ECLI:NL:RBDHA:2023:20074
Rechtbank Den Haag
- Voorlopige voorziening
- Rechtspraak.nl
Afwijzing verzoek om voorlopige voorziening voor derdelander Oekraïne na uitspraak op samenhangend beroep
In deze zaak heeft de voorzieningenrechter van de Rechtbank Den Haag op 18 december 2023 uitspraak gedaan in het kader van een verzoek om een voorlopige voorziening. Verzoeker, een derdelander uit Oekraïne, had beroep ingesteld tegen een besluit van de staatssecretaris van Justitie en Veiligheid, waarin hem werd meegedeeld dat zijn recht op tijdelijke bescherming, zoals bedoeld in Richtlijn 2001/55/EG, zou eindigen op 4 september 2023. Tevens werd verzoeker opgedragen Nederland binnen vier weken te verlaten en terug te keren naar India. Het beroep van verzoeker was geregistreerd onder zaaknummer NL23.26532.

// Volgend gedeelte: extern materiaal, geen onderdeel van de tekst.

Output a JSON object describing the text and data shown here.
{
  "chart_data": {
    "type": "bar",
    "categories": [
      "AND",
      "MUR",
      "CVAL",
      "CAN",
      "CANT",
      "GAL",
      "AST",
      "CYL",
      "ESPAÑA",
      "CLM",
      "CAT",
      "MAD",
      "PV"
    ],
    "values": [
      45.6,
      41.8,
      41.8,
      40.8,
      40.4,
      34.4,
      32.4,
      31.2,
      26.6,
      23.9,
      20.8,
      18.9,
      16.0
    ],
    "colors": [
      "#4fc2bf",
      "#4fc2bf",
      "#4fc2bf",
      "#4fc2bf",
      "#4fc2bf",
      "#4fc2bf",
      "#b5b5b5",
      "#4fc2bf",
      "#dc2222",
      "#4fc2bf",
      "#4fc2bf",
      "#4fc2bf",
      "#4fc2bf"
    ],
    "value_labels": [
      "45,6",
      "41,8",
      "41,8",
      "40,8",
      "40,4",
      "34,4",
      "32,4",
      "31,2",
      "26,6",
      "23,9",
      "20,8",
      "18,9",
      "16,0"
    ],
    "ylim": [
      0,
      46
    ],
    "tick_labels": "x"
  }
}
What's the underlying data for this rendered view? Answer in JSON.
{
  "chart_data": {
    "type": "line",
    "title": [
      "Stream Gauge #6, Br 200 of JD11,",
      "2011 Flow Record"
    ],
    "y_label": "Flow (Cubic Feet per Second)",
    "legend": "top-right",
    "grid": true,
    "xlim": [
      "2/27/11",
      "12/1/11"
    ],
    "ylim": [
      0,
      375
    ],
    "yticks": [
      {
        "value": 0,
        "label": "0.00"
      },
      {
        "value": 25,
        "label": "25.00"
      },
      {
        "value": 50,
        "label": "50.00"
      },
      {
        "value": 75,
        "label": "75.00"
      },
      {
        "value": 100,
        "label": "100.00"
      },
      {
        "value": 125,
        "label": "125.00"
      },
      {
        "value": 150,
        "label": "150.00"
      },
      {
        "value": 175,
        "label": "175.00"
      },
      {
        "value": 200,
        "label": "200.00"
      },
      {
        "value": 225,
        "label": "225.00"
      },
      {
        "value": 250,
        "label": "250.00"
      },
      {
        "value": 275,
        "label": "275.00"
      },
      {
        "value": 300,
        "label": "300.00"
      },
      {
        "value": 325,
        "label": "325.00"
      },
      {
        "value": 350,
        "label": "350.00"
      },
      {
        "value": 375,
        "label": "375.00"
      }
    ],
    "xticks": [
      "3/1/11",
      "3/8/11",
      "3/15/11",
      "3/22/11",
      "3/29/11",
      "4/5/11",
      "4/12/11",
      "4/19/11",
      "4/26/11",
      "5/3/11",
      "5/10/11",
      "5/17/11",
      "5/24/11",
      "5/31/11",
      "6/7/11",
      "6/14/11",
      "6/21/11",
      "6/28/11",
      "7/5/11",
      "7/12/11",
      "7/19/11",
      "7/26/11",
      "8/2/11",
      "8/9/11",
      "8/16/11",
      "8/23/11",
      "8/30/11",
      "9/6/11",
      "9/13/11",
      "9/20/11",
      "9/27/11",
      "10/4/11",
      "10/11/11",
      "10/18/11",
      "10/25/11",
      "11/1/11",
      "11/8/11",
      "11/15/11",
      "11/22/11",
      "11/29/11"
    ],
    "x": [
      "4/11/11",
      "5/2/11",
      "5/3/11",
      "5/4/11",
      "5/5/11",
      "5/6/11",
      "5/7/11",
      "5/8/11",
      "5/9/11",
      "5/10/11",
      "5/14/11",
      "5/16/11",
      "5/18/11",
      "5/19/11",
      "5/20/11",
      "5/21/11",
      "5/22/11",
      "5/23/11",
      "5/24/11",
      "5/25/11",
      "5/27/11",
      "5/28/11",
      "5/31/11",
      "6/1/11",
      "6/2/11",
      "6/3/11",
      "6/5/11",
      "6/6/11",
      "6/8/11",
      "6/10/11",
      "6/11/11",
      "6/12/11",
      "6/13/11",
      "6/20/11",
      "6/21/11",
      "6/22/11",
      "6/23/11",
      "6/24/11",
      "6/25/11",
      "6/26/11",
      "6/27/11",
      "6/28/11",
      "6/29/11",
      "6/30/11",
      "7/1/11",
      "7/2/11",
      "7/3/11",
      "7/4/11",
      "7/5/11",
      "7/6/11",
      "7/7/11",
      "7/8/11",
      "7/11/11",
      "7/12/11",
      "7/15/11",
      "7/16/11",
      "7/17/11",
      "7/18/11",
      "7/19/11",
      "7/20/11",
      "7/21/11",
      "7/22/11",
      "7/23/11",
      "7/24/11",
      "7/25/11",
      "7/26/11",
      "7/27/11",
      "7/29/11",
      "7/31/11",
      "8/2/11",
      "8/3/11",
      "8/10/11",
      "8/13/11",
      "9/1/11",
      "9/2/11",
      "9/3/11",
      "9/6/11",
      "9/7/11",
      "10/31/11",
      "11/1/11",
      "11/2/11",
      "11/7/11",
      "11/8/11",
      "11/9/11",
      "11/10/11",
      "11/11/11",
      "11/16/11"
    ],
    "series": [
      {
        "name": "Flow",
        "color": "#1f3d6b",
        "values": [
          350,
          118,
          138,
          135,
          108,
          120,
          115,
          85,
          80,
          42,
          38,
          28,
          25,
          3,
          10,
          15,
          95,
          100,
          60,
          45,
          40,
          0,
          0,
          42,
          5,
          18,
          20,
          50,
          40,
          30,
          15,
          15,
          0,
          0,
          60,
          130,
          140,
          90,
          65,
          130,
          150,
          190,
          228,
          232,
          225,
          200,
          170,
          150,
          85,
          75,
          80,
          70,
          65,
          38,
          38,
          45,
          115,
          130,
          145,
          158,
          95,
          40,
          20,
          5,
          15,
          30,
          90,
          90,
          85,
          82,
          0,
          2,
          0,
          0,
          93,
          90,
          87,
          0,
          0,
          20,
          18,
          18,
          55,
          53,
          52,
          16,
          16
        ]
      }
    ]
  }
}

De voorzieningenrechter heeft het verzoek om een voorlopige voorziening behandeld op 21 november 2023. Tijdens de zitting waren beide partijen vertegenwoordigd door hun gemachtigden. De voorzieningenrechter heeft vastgesteld dat er geen nieuwe omstandigheden zijn die een voorlopige voorziening rechtvaardigen, nu de rechtbank op dezelfde dag uitspraak heeft gedaan op het samenhangende beroep van verzoeker en dit beroep ongegrond heeft verklaard.
De voorzieningenrechter heeft het verzoek om een voorlopige voorziening afgewezen en aangegeven dat er geen aanleiding is voor een proceskostenveroordeling. De uitspraak is gedaan door mr. J.Y.B. Jansen, in aanwezigheid van griffier A.J. van Bruggen, en is openbaar gemaakt via geanonimiseerde publicatie op rechtspraak.nl. Tegen deze uitspraak staat geen hoger beroep of verzet open.